Gorsuch vote finally gives GOP Congress a win

The Senate is on track Friday to give the new Republican-led government its first big victory when it confirms Judge Neil Gorsuch to the Supreme Court.

After spending weeks on an ill-fated effort to pass a long-promised healthcare bill, Congress will at last able to check off a critical promise made during the campaign by Republicans and President Trump: putting a solid conservative on the bench to replace the late Antonin Scalia.

Gorsuch’s confirmation was all but assured on Thursday after the Senate Majority Leader Mitch McConnell, R-Ky., invoked the so-called nuclear option to block Democrats from filibustering the nominee. He then ended debate on Gorsuch, which set up a vote Friday evening at the latest, although senators from both parties agreed to finish up the vote around noontime.

“Today, Senate Republicans took a necessary step today to secure the first big win of Donald Trump’s presidency,” Adam Brandon, president of the conservative advocacy group FreedomWorks, said in a statement provided to the Washington Examiner on Thursday.

Republican senators, who were poised to vote on the doomed House health care proposal last month and were instead left with a near-empty agenda, were happy their chamber scored the first big victory.

“I can’t think of better points on the board than a Supreme Court nomination,” Senate Majority Whip John Cornyn, R-Texas, told the Washington Examiner.

Nearly four months into the start of the new GOP-led government, Republicans and Trump have had little to tout when it comes to making significant progress on big agenda items as they leave town for a two-week recess.

Their promise to pass a bill to repeal and replace Obamacare by April fell apart after House Republicans, despite hours of closed-door talks, could not agree on what to repeal or what to replace when it comes to the troubled health care law.

Tax reform appears to be moving slowly, as opposition to a proposed border adjustment tax provision gains opposition in both chambers. Tax reform legislation is not expected for weeks with the goal of an August passage in doubt according to McConnell.

The Trump administration has also been struggling to win support in Congress for a bill providing money to “build the wall” along the Mexican border, another central element of his campaign platform.

And there is no sign of Trump’s promised infrastructure proposal, which is likely to stir opposition from the legions of Republican fiscal hawks when it does arrive.

Democrats have mocked the GOP over their slow moving agenda.

“Where is the infrastructure bill?” Minority Leader Nancy Pelosi, D-Calif., the former speaker, said Thursday. “The president talked about infrastructure during the campaign. Every conversation or any interaction I’ve had with the president has been infrastructure, infrastructure, infrastructure. Where is the bill? Show us the bill.”

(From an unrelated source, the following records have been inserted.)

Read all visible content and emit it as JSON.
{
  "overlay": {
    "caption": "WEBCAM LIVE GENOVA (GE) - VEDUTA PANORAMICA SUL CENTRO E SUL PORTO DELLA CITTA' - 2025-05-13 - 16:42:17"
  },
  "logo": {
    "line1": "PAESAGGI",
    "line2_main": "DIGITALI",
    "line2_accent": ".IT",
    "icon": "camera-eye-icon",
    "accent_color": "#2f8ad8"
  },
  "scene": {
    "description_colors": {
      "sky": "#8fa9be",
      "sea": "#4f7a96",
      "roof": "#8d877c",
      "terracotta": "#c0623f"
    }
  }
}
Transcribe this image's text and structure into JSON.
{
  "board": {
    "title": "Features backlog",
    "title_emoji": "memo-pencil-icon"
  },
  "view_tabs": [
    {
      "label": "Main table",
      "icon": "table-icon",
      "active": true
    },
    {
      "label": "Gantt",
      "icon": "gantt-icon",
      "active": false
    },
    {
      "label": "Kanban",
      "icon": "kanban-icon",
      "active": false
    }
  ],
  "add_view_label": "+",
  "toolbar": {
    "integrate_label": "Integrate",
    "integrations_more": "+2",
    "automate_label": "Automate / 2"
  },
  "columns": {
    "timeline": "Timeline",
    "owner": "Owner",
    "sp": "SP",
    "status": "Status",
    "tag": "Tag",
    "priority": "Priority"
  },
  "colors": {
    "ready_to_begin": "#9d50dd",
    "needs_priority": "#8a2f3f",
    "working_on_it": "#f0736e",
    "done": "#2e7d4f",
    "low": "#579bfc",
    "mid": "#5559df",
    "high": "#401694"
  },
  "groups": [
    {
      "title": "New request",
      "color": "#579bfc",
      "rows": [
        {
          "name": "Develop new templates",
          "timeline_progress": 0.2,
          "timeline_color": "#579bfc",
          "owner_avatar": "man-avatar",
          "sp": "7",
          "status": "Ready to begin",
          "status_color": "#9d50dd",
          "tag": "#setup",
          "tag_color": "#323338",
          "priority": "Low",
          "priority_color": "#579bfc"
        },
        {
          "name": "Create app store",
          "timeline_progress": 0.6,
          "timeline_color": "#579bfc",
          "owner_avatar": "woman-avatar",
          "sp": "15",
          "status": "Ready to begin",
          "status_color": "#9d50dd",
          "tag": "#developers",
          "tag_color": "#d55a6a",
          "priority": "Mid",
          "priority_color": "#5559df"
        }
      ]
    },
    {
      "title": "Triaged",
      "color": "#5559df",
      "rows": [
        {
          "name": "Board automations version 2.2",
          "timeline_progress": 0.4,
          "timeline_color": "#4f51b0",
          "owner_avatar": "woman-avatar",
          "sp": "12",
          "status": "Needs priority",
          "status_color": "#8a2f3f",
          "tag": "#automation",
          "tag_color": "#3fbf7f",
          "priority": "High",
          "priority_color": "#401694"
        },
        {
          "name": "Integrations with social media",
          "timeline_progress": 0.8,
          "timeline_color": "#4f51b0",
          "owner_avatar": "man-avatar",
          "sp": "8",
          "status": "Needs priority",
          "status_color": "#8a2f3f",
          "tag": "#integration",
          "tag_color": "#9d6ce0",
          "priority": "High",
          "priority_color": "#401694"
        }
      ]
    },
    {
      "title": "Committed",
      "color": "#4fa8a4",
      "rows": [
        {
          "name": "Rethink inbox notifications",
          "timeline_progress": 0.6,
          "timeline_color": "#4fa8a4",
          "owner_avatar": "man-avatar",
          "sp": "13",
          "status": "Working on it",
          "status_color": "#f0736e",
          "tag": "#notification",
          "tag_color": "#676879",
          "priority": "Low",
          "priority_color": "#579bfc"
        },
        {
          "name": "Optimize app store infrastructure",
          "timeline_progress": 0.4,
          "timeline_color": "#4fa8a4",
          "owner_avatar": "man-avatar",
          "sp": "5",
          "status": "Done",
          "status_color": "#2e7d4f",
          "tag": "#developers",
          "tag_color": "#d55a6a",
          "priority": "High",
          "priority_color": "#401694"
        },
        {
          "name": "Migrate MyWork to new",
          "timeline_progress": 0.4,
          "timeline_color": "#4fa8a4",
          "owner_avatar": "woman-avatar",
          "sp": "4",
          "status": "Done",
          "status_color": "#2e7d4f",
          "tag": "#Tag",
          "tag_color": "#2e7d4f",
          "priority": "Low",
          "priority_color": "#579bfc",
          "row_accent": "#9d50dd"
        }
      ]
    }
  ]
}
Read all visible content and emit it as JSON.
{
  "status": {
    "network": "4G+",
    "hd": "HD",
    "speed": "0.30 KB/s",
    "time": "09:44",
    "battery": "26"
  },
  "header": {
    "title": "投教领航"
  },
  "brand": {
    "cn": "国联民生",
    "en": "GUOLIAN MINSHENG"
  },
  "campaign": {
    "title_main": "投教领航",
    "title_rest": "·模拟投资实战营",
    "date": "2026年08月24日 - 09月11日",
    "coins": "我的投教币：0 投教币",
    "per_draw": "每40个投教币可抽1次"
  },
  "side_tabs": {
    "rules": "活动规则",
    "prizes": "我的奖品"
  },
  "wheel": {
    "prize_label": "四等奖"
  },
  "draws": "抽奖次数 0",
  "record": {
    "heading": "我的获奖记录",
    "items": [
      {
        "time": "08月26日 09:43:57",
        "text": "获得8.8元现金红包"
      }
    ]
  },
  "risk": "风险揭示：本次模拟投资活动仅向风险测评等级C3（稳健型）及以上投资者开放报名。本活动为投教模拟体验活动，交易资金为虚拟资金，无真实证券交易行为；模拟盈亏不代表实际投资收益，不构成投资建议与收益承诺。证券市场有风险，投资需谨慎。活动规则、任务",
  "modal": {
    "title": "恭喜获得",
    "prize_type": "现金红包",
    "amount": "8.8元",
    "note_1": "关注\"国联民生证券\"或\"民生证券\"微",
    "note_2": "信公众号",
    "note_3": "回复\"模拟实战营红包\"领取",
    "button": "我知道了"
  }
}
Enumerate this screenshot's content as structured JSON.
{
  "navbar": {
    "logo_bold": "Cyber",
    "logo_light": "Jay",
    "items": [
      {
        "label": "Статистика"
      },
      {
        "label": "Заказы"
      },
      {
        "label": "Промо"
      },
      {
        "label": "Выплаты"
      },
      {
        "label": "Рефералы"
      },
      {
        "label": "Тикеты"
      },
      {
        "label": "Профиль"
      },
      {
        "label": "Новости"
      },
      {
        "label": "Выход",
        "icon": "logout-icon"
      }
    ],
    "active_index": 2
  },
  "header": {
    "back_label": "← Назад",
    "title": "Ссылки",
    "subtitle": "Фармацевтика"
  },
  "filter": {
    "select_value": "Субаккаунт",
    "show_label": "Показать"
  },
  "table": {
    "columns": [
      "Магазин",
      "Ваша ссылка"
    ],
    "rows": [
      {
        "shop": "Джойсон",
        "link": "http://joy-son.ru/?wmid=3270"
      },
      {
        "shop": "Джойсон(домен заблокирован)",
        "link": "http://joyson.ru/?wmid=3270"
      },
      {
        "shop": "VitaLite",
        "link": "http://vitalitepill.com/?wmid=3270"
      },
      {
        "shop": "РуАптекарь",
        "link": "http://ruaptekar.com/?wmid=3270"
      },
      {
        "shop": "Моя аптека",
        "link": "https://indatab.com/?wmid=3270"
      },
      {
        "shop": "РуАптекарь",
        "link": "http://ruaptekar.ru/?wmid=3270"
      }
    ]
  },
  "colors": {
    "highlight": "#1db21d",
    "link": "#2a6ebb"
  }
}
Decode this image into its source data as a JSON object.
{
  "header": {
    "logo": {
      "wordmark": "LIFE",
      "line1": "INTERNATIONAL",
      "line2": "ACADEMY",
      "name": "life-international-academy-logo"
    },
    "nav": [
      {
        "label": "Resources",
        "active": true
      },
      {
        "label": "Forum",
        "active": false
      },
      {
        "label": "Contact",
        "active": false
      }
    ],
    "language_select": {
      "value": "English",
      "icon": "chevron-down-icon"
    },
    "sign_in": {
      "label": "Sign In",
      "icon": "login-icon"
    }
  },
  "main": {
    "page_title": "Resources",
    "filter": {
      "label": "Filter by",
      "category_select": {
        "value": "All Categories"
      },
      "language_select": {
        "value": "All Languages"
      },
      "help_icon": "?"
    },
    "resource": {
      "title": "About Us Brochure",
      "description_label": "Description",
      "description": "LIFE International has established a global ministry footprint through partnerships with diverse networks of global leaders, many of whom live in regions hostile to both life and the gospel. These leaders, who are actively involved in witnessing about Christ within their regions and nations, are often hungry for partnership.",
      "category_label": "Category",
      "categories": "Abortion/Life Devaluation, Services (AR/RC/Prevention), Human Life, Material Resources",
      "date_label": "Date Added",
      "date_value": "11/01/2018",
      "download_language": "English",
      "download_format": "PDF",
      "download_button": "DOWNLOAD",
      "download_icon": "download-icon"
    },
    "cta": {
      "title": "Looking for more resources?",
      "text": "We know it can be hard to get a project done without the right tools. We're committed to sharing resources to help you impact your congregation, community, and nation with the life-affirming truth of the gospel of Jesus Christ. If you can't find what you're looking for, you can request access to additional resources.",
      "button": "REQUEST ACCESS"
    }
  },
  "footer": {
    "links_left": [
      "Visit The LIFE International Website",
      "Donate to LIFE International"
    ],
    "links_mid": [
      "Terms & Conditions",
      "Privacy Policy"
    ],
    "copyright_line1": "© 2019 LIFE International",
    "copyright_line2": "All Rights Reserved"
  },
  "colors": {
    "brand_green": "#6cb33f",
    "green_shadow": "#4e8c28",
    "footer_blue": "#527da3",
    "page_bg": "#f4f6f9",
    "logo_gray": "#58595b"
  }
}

Over the past several weeks, the House and has filled floor time passing numerous measures reversing Obama-era regulations using the rarely invoked Congressional Review Act, or CRA. Many of the measures have been passed by the Senate and signed by Trump, reversing EPA, financial and other regulations put in place under the Obama administration.

But those votes are harder to sell as big victories to the conservative base, even though undoing Obama’s regulations were also part of the GOP campaign platform.

“What we have done so far is roll back the regulatory state,” Sen. Tim Scott, R-S.C., told the Washington Examiner. “If you talk to business owners and regular folks, the regulatory state is preventing more success in this country than perhaps any other issue we could tackle this quickly.”

Still, Scott acknowledged CRAs won’t get nearly as much attention as the Gorsuch confirmation.

“It certainly is the one that is the most covered success story by the media,” Scott said. “This will be the most significant appointment that we make, without question.”

House Republican leaders on Thursday insisted the GOP agenda is making progress.

They have passed some smaller bills aimed at improving health insurance competition that would strip the industry of its antitrust exemption. The House also passed a bill allowing small businesses to pool resources for health insurance purchases.

“Each and every day, we’ve moved closer and closer to finding agreement on the best way to repeal and replace Obamacare,” said Majority Leader Kevin McCarthy, R-Calif. “And you can already see some of the results.”

House Speaker Paul Ryan, R-Wis., said Republicans are closer to working out a deal on a major bill to repeal and replace Obamacare after pulling a measure from the floor last month, and said insisted the prolonged struggle to pass a bill will not slow down tax reform or other agenda items.

“We have plenty of cushion built into our plans,” Ryan said Thursday. “And we are well within that spectrum of timeline that we envisioned on dealing with the Obamacare legislation.”